LM:Any tips to facilitate adoption?
Wrobleski: Shippers need to train GTM staff. The role of the GTM practitioner is growing harder day by day. Besides stiffer compliance issues, they also face the task of understanding the financial and operational components of their supply chains and how those pillars are integrated. And most come to their roles without any advanced degrees in compliance, much less the other facets of GTM with which they might not be familiar.
And, you need to map technology to process. In the GTM context, adoption is about change management: converting from a data management philosophy to a process management philosophy.
LM: How will GTM solutions need to evolve to keep up with the complex demands of the global trade environment?

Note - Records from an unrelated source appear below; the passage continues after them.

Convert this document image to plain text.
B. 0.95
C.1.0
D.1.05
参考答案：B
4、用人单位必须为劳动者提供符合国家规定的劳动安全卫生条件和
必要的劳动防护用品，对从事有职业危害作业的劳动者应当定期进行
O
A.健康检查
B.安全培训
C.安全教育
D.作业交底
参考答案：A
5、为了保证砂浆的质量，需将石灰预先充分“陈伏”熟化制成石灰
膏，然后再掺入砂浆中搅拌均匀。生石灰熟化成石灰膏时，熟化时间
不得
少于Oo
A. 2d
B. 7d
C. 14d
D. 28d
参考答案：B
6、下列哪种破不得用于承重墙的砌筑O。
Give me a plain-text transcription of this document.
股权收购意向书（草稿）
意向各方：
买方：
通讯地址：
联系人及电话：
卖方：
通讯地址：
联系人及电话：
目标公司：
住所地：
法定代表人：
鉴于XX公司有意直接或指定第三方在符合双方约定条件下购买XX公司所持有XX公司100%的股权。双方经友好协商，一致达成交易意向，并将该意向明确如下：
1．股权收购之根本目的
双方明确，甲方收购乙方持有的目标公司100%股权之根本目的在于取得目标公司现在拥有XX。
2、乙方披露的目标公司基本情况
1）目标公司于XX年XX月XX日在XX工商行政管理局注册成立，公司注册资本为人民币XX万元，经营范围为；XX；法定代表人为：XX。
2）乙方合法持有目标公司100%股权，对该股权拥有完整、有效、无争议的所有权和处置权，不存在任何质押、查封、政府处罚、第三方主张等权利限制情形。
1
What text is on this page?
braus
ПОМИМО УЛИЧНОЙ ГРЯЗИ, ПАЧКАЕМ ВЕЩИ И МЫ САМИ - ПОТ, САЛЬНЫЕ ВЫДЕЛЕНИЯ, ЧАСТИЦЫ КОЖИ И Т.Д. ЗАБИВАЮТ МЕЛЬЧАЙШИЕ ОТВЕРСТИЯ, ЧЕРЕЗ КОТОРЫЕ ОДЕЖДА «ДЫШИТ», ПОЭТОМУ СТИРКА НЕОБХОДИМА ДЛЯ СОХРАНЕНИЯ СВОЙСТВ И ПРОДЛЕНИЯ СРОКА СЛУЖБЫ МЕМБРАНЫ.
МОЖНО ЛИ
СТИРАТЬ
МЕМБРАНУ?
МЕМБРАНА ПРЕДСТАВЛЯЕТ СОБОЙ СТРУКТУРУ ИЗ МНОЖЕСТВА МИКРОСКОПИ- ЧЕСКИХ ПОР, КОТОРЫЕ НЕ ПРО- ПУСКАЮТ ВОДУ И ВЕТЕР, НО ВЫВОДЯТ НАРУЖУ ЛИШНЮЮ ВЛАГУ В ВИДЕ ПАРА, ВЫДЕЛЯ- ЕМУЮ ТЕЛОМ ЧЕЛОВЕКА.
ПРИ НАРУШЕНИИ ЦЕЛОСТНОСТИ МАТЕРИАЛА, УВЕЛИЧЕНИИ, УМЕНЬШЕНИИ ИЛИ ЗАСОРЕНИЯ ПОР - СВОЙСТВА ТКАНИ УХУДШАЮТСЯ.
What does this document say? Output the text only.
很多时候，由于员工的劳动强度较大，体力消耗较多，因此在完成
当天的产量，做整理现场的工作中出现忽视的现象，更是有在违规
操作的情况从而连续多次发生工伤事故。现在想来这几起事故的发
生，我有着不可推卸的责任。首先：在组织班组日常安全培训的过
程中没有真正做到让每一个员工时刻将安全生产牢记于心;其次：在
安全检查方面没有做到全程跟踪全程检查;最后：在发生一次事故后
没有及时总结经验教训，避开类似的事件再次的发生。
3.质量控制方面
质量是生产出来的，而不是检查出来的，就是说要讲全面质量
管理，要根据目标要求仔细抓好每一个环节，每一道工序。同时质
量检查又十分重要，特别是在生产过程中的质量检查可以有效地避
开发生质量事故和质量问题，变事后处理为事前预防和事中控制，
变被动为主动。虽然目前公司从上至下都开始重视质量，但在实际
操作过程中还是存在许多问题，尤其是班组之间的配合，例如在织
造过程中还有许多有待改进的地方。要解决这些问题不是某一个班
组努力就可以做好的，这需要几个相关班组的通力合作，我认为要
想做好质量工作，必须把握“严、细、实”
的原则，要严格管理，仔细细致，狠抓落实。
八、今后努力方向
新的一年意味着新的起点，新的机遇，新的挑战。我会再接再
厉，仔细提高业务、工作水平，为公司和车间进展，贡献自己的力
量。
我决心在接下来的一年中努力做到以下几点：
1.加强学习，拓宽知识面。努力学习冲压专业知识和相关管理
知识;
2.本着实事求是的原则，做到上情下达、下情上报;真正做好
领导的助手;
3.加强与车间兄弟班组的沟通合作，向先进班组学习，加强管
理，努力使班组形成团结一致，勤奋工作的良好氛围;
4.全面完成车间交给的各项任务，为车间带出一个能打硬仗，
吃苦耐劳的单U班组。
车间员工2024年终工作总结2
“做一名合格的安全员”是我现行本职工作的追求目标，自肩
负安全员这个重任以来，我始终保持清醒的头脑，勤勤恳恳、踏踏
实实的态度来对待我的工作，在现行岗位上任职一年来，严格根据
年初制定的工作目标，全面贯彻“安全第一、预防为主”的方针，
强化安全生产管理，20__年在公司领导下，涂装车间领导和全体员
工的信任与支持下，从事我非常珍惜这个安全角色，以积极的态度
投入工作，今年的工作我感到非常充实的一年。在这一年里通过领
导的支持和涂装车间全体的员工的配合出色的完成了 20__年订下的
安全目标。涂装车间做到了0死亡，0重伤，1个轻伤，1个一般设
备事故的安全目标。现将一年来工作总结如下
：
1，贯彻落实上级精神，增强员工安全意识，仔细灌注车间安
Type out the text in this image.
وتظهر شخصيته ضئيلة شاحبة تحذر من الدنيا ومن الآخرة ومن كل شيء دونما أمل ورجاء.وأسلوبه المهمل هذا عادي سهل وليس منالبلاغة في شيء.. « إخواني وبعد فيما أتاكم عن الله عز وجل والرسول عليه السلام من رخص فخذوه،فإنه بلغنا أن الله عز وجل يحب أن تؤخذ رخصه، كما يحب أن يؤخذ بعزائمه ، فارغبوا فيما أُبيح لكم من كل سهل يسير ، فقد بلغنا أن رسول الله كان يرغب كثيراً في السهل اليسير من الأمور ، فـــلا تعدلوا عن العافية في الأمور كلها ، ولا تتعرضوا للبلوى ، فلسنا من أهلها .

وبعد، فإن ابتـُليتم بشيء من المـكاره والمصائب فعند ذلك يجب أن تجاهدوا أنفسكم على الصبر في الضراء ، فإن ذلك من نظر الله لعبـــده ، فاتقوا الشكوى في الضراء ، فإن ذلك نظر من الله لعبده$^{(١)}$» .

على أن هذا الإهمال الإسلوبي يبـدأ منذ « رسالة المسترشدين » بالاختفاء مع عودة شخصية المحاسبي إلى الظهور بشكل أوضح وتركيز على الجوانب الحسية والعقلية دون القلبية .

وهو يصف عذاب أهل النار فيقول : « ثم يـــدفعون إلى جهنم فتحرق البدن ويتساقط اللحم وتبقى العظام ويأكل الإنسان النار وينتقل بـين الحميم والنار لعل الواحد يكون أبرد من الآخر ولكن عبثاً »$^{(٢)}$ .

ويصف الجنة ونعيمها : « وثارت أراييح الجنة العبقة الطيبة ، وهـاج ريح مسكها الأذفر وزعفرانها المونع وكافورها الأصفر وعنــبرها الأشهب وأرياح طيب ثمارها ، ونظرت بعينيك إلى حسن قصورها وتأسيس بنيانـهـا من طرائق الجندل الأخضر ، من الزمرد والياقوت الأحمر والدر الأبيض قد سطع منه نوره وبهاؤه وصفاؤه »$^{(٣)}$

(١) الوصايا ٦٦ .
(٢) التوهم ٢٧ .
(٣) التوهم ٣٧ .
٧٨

Wrobleski: In general, GTM solutions certainly meet the demands of today’s global trade environment. However, as global trade itself evolves, GTM solutions need to evolve as well to help companies deal with the unfolding challenges in trade compliance, such as understanding which Free Trade Agreements (FTA) they’re eligible for based upon the origin of different purchased parts; maintaining visibility of all purchase part information; coordinating with suppliers to obtain all required FTA information to establish compliance with a trade program; and collecting duty savings by qualifying bills of material of saleable goods for different trade programs.
LM: Where is GTM in five to 10 years?
Wrobleski: We’ll continue too see Saas as the dominant deployment model for GTM. Some vendors offer access to their GTM solutions over the web, thereby bypassing the headaches of buying and installing the solution. Accessing GTM solutions on an as-needed basis reduces cost of usage and ensures that the latest technologies being developed by the software vendor are available to the end user.
We will also see a more efficient use of “big data.” As more and more global trade management processes get automated an increasing amount of data will be collected. Merely collecting data will not be sufficient, but the data will have to be converted into a form that can be used in decision making.
There will also be a shift in the control of data. Instead of allowing an outside vendor to control all of their data and then just draw on that passive data, more logistics firms are realizing that they have to be in control of this data to manage and dictate how it is used.